JDK(四)JDK1.8源码分析【排序】DualPivotQuicksort
本文转载自于晓飞93,原文链接 DualPivotQuickSort 双轴快速排序 源码 笔记
DualPivotQuicksort是Arrays类中提供的给基本类型的数据排序的算法。它针对每种基本数据类型都有对应的实现,实现方式有细微差异,但思路都是相同的,所以这里只挑选int类型的排序。
整个实现中的思路是:首先检查数组的长度,比一个阈值小的时候直接使用双轴快排。其它情况下,先检查数组中数据的顺序连续性。把数组中连续升序或者连续降序的信息记录下来,顺便把连续降序的部分倒置。这样数据就被切割成一段段连续升序的数列。
如果顺序连续性好,直接使用TimSort算法。TimSort算法的核心在于利用数列中的原始顺序,所以可以提高很多效率。

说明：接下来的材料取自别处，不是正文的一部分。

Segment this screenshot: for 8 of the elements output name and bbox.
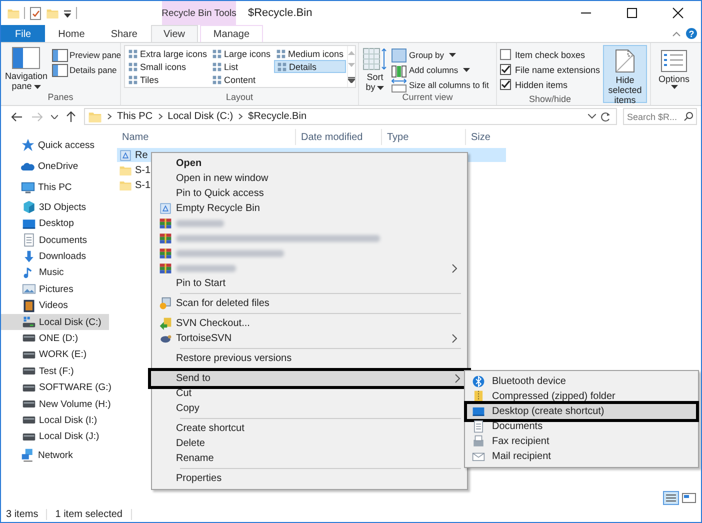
group-label: Show/hide — [528, 94, 572, 105]
window-title: $Recycle.Bin — [247, 6, 314, 21]
status-text: 3 items — [6, 509, 48, 520]
group-label: Layout — [224, 92, 254, 103]
group-label: Panes — [46, 92, 74, 103]
context-tab-header: Recycle Bin Tools — [162, 1, 236, 25]
status-text: 1 item selected — [55, 509, 132, 520]
group-label: Current view — [401, 92, 454, 103]
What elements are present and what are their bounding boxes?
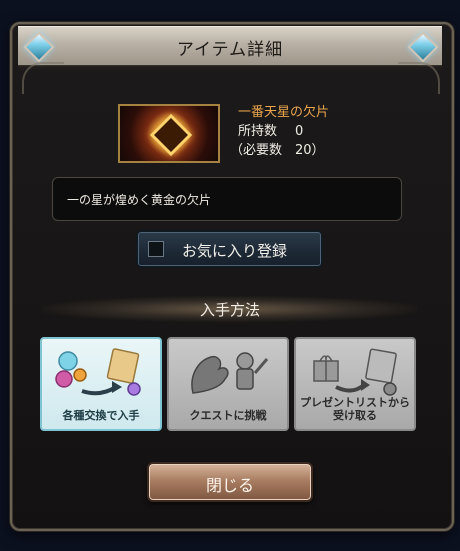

顺序连续性不好的数组直接使用了 双轴快排 + 成对插入排序。成对插入排序是插入排序的改进版,它采用了同时插入两个元素的方式调高效率。双轴快排是从传统的单轴快排到3-way快排演化过来的。参考:QUICKSORTING - 3-WAY AND DUAL PIVOT
final class DualPivotQuicksort {
/**
* Prevents instantiation.
*/
private DualPivotQuicksort() {}
/**
* 待合并的序列的最大数量
* The maximum number of runs in merge sort.
*/
private static final int MAX_RUN_COUNT = 67;
/**
* 待合并的序列的最大长度
* The maximum length of run in merge sort.
*/
private static final int MAX_RUN_LENGTH = 33;
/**
* 如果参与排序的数组长度小于这个值,优先使用快速排序而不是归并排序
* If the length of an array to be sorted is less than this
* constant, Quicksort is used in preference to merge sort.
*/
private static final int QUICKSORT_THRESHOLD = 286;
/**
* 如果参与排序的数组长度小于这个值,优先考虑插入排序,而不是快速排序
* If the length of an array to be sorted is less than this
* constant, insertion sort is used in preference to Quicksort.
*/
private static final int INSERTION_SORT_THRESHOLD = 47;
/**
* Sorts the specified range of the array using the given
* workspace array slice if possible for merging
*
* @param a the array to be sorted
* @param left the index of the first element, inclusive, to be sorted
* @param right the index of the last element, inclusive, to be sorted
* @param work a workspace array (slice)
* @param workBase origin of usable space in work array
* @param workLen usable size of work array
*/
static void sort(int[] a, int left, int right,
int[] work, int workBase, int workLen) {
// Use Quicksort on small arrays
if (right - left < QUICKSORT_THRESHOLD) {
sort(a, left, right, true);
return;
}
/*
* run[i] 意味着第i个有序数列开始的位置,(升序或者降序)
* Index run[i] is the start of i-th run
* (ascending or descending sequence).
*/
int[] run = new int[MAX_RUN_COUNT + 1];
int count = 0; run[0] = left;
// 检查数组是不是已经接近有序状态
// Check if the array is nearly sorted
for (int k = left; k < right; run[count] = k) {
if (a[k] < a[k + 1]) { // ascending 升序
while (++k <= right && a[k - 1] <= a[k]);
} else if (a[k] > a[k + 1]) { // descending 降序
while (++k <= right && a[k - 1] >= a[k]);
// 如果是降序的,找出k之后,把数列倒置
for (int lo = run[count] - 1, hi = k; ++lo < --hi; ) {
int t = a[lo]; a[lo] = a[hi]; a[hi] = t;
}
} else { // equal 相等
for (int m = MAX_RUN_LENGTH; ++k <= right && a[k - 1] == a[k]; ) {
// 数列中有至少MAX_RUN_LENGTH的数据相等的时候,直接使用快排
if (--m == 0) {
sort(a, left, right, true);
return;
}
}
}
/*
* 数组并非高度有序,使用快速排序,因为数组中有序数列的个数超过了MAX_RUN_COUNT
* The array is not highly structured,
* use Quicksort instead of merge sort.
*/
if (++count == MAX_RUN_COUNT) {
sort(a, left, right, true);
return;
}
}
// 检查特殊情况
// Check special cases
// Implementation note: variable "right" is increased by 1.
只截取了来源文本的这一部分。